Mi piace parlare con le amiche. Mi piace e so che se ho un problema loro ci sono. Non è facile raccontarsi, non sempre, soprattutto, quando ci sono di mezzo i figli.

Gli uomini no, non parlano, non si confidano e se hanno un problema tendono a tenerlo per sé, come se fosse una questione di forza.

In realtà macinano tristezza e non si accorgono del carico a cui sottopongono le persone che hanno a fianco, ovvero, le mogli.

In questo, noi siamo più fortunate, ci hanno insegnato che parlare di sentimenti è una questione tutta femminile, siamo legittimate a farlo.

Dovrebbero esserlo anche i maschi e staremmo tutti meglio, magari le relazioni potrebbero finire tranquillamente e nessuno ci lascerebbe le penne, ma questa è un’altra storia e non è di questo che volevo parlarvi oggi.

Pensando ai figli, la scuola è sicuramente un elemento che destabilizza le reazioni all’interno della famiglia.

Quante volte ci troviamo a litigare con il nostro partner perché ci sentiamo tutto il carico addosso, oppure ci contraddice nel momento in cui riprendiamo i nostri figli?

È difficile capirsi e andare nella stessa direzione. Dentro ai nostri modi di agire ci sono le nostre storie e le nostre incapacità e nel conflitto con i figli affiorano tutte.
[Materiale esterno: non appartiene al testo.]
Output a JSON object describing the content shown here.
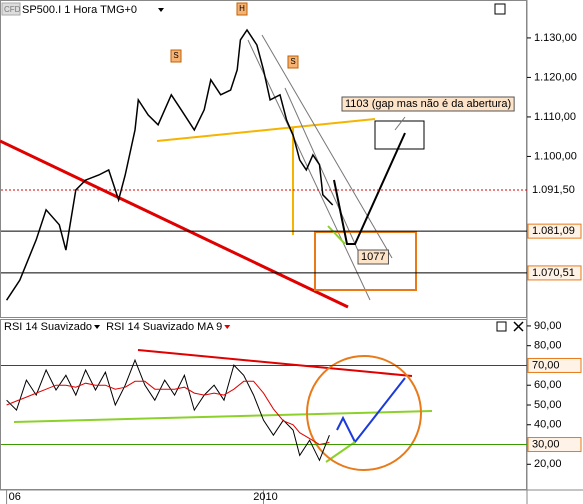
{
  "chart_data": [
    {
      "type": "line",
      "title": "SP500.I 1 Hora TMG+0",
      "x": [
        2,
        6,
        11,
        14,
        18,
        20,
        23,
        26,
        30,
        33,
        36,
        38,
        41,
        42,
        45,
        48,
        52,
        55,
        59,
        62,
        64,
        67,
        70,
        72,
        73,
        75,
        78,
        80,
        82,
        85,
        87,
        89,
        91,
        93,
        95,
        97,
        98,
        101
      ],
      "series": [
        {
          "color": "#000000",
          "values": [
            1063.6,
            1068.7,
            1078.9,
            1086.5,
            1082.7,
            1076.3,
            1091.5,
            1094,
            1095.3,
            1096.6,
            1089,
            1095.3,
            1106.7,
            1114.3,
            1110.5,
            1108,
            1115.6,
            1111.8,
            1106.7,
            1111.8,
            1119.4,
            1115.6,
            1116.8,
            1121.9,
            1129.5,
            1132,
            1128.2,
            1121.9,
            1114.3,
            1115.6,
            1109.2,
            1105.4,
            1099.1,
            1096.6,
            1100.4,
            1097.9,
            1090.3,
            1087.7
          ]
        }
      ],
      "xlim": [
        0,
        160
      ],
      "ylim": [
        1059.1,
        1139.6
      ],
      "yticks": [
        {
          "value": 1130,
          "label": "1.130,00"
        },
        {
          "value": 1120,
          "label": "1.120,00"
        },
        {
          "value": 1110,
          "label": "1.110,00"
        },
        {
          "value": 1100,
          "label": "1.100,00"
        }
      ],
      "hlines": [
        {
          "value": 1091.5,
          "label": "1.091,50",
          "color": "#e00000"
        },
        {
          "value": 1081.09,
          "label": "1.081,09",
          "color": "#000000"
        },
        {
          "value": 1070.51,
          "label": "1.070,51",
          "color": "#000000"
        }
      ],
      "patterns": [
        "S",
        "H",
        "S"
      ],
      "annotations": [
        "1103 (gap mas não é da abertura)",
        "1077"
      ]
    },
    {
      "type": "line",
      "x": [
        2,
        5,
        8,
        11,
        14,
        17,
        20,
        23,
        26,
        29,
        32,
        35,
        38,
        41,
        44,
        47,
        50,
        53,
        56,
        59,
        62,
        65,
        68,
        71,
        74,
        77,
        80,
        83,
        86,
        89,
        91,
        94,
        97,
        100
      ],
      "series": [
        {
          "name": "RSI 14 Suavizado",
          "color": "#000000",
          "values": [
            52.4,
            47.4,
            62.6,
            55,
            67.7,
            57.6,
            65,
            55,
            67.7,
            57.6,
            66.6,
            50,
            60,
            72.7,
            60,
            52.4,
            62.6,
            55,
            65,
            47.4,
            55,
            60,
            52.4,
            70.2,
            65,
            55,
            42.3,
            34.7,
            42.3,
            37.3,
            24.5,
            32.2,
            22,
            34.7
          ]
        },
        {
          "name": "RSI 14 Suavizado MA 9",
          "color": "#e00000",
          "values": [
            50,
            52,
            54,
            56,
            58,
            60,
            60,
            59,
            61,
            60,
            60,
            58,
            59,
            62,
            62,
            58,
            58,
            58,
            59,
            56,
            55,
            56,
            55,
            58,
            62,
            62,
            56,
            48,
            42,
            40,
            36,
            33,
            30,
            31
          ]
        }
      ],
      "xlim": [
        0,
        160
      ],
      "ylim": [
        8,
        93
      ],
      "yticks": [
        {
          "value": 90,
          "label": "90,00"
        },
        {
          "value": 80,
          "label": "80,00"
        },
        {
          "value": 60,
          "label": "60,00"
        },
        {
          "value": 50,
          "label": "50,00"
        },
        {
          "value": 40,
          "label": "40,00"
        },
        {
          "value": 20,
          "label": "20,00"
        }
      ],
      "hlines": [
        {
          "value": 70,
          "label": "70,00",
          "color": "#e00000"
        },
        {
          "value": 30,
          "label": "30,00",
          "color": "#3a9a00"
        }
      ],
      "xticks": [
        {
          "value": 2,
          "label": "06"
        },
        {
          "value": 80,
          "label": "2010"
        }
      ]
    }
  ]
}
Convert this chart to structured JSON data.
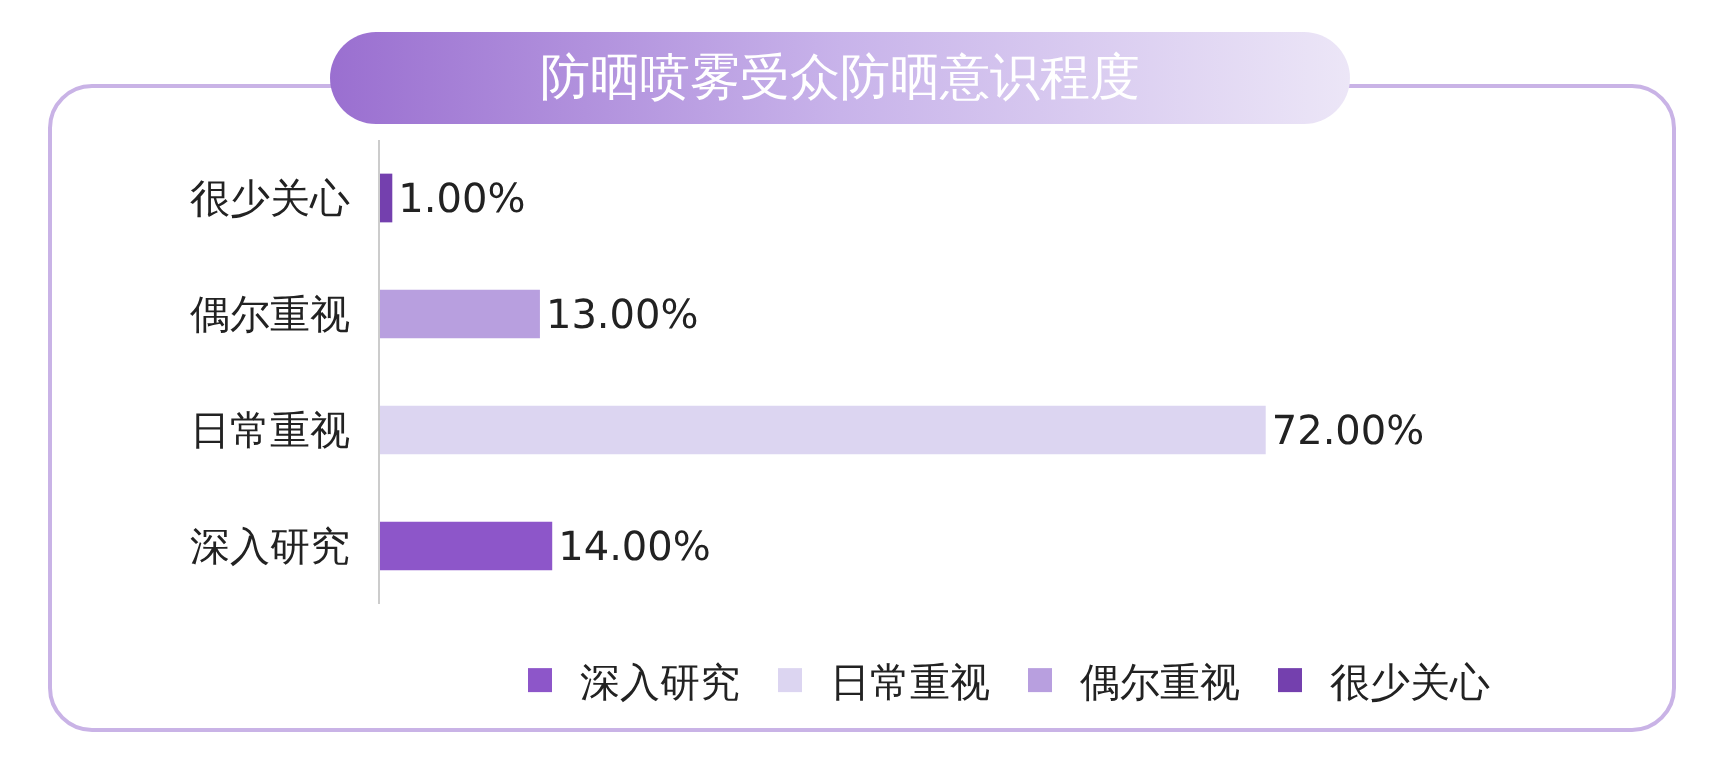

Così, a volte, oltre al carico del pargolo si aggiunge anche quello della relazione di coppia.

Di certo, quando abbiamo qualche casino, confidarsi con le amiche richiede coraggio, vuol dire accettare di mettersi a nudo e dire: non mi sento capace.

Ecco, credo che questa sia una grande possibilità per ognuna di noi, quella di poterne parlare, poter esprimere il disagio dell’essere madri.

La cosa buffa è che in quei momenti abbiamo quel senso di onnipotenza che ci frega: pensiamo che tutto dipenda da noi.

Portiamo i loro insuccessi sulla nostra schiena e siamo noi quelle che ci sentiamo fallite per non aver fatto un buon lavoro.

Gli uomini non parlano, quindi, difficile capire cosa pensano, così, a volte, sulla schiena portiamo pure i loro silenzi e la loro negazione del problema.

Io so una cosa, possiamo prodigarci per i nostri pargoli, dannarci, perché, stanno perdendo anni di scuola o sono chiusi in casa o escono troppo e il loro futuro ci è incerto, però, dobbiamo sempre cercare di tenere a mente due cose, la prima è che non possiamo salvarli, neppure noi che siamo le madri, la seconda è che quel sentimento di onnipotenza ( io lo salverò) è lo stesso che ci rende vittime e ci fa agire come se fossimo dei criceti su una ruota.

Difficile lasciare andare, sottrarsi al gioco del massacro, per questo servono le amiche, per ricordarci che siamo tutte sulla stessa barca, tutte fallibili con figli fallibili, anche quelli in linea retta, quindi, nessun privilegio di incapacità materna.

La verità è che ha detto bene una mia cara amica: non ci sono consigli. Si naviga davvero a vista. Non c’è un modo per essere una buona madre.

Forse, invece di cercare soluzioni per tutti, manlevando gli altri ( figli e mariti) dalle proprie responsabilità, a volte, si dovrebbe stare ferme.

Siamo compagne di strada, questo vorrei dire a chi si sente incapace. Lo sforzo è lo stesso. Le disavventure fanno parte del percorso. Non potrebbe essere diverso.

Dovremmo essere clementi con noi stesse e con le madri che siamo.

Possiamo iniziare da qui ogni volta che ci sentiamo perse.

E l’amicizia, come la carezza che vorremmo, dovrebbe ricordarcelo.

Questo è il suo compito. Il nostro quello di prenderci una pausa e respirare che il mondo va avanti lo stesso e i figli pure.